Average growth in the UK has been 1.5%, compared with the 2% when Labour was in office between 1997 and 2010. That lower growth has meant £150 billion less in GDP, £40 billion less in tax revenues for public services and infrastructure and £10,000 a year less on average per household for each of those years, across the UK. Those are the figures—the price of failure of 14 years of Conservative government. When the right hon. Member for South West Norfolk crashed the economy through her reckless, unfunded mini-Budget, it just turbocharged the damage done. My constituents, and all our constituents, are still living with the consequences of what the then Chancellor, Kwasi Kwarteng, dismissively referred to as “turbulence”, in the form of higher food prices and mortgage payments.

The premium for economic failure, which was created when the right hon. Members for South West Norfolk and for Spelthorne crashed the economy, is still priced into markets today, and private investment in the UK is still at a record low. The scale of severance payments as reward for being part of that disastrous mismanagement of the economy is nothing short of disgraceful. However, it does serves one purpose at least: it makes the case for reform indisputable.
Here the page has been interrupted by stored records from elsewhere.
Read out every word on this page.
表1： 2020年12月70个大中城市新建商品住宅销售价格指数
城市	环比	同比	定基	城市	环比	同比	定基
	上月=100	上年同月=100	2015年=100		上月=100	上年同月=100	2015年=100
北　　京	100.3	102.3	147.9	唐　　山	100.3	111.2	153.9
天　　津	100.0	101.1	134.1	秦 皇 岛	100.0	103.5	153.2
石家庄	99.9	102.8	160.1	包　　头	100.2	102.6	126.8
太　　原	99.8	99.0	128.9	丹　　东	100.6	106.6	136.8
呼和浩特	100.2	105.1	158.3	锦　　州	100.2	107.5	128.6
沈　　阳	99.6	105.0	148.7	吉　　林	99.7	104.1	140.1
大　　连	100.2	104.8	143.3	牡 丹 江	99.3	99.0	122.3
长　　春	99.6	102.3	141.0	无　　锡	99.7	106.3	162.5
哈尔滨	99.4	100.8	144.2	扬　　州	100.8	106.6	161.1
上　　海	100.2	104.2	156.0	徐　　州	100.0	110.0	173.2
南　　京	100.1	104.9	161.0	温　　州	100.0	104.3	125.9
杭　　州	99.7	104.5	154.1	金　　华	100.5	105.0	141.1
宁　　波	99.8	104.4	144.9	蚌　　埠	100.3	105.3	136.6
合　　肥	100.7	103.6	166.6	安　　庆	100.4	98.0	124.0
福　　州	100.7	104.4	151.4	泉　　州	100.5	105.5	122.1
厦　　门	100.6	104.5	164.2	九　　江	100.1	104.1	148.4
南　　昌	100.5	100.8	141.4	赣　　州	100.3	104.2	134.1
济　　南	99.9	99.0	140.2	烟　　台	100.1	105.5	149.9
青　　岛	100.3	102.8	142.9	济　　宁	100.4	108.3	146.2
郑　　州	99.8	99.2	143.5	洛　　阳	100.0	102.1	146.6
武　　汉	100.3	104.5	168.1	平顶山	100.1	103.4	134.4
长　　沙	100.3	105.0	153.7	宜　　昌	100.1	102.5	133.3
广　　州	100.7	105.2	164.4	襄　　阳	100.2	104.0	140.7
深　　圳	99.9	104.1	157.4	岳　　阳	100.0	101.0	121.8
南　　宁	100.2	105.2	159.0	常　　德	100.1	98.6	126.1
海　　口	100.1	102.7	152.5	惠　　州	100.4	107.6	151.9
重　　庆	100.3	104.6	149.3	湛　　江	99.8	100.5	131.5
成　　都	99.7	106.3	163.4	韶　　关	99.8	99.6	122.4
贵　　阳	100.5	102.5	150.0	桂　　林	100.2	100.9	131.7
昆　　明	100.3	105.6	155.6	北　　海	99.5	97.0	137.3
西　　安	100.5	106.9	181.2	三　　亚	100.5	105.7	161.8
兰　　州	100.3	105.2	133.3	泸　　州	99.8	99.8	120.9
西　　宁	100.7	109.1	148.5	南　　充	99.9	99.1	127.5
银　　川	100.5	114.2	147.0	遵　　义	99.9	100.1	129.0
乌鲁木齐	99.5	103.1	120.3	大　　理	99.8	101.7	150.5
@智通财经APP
It is a shame that the Minister chose not to engage with the substantive point about the severance payment system having been shown not to be fit for purpose as a result of what happened in 2022.

Under Labour’s proposals, the three assistant Whips would have received not a quarter of their annual salary, but a quarter of their actual earnings, reducing their severance payments from £4,479 to £454, which is almost a tenth of what they originally received and a much fairer and more sensible amount. Damien Moore was at pains to point out in his recent comments to the Liverpool Echo that the payment he received was an automatic entitlement—in other words, he was just following the rules as they stand. The £4,479 that he received—compared with the £454 that would have been due had the legislation referred to on the Order Paper been in place—really says it all. Katherine Fletcher made a similar defence to the Lancashire Post, to which she said that severance payments

“are governed by Acts of Parliament”.

Our proposal would have seen her severance payment down from £5,593 to £562, which is much more proportionate to her time served.

I am more than happy with what both Members said in public, but I hope that they accept that in no other job would the severance payments from which they benefited be allowed. That was among the questions that the Minister did not address—in what other job is full severance pay available from day one in that way, or in the event of gross misconduct? Those are the reasons why the measures proposed by my right hon. Friend the Member for Islington South and Finsbury are so important.

The good news is that Conservative Members, including the beneficiaries of excessive payments, have the opportunity to make amends today.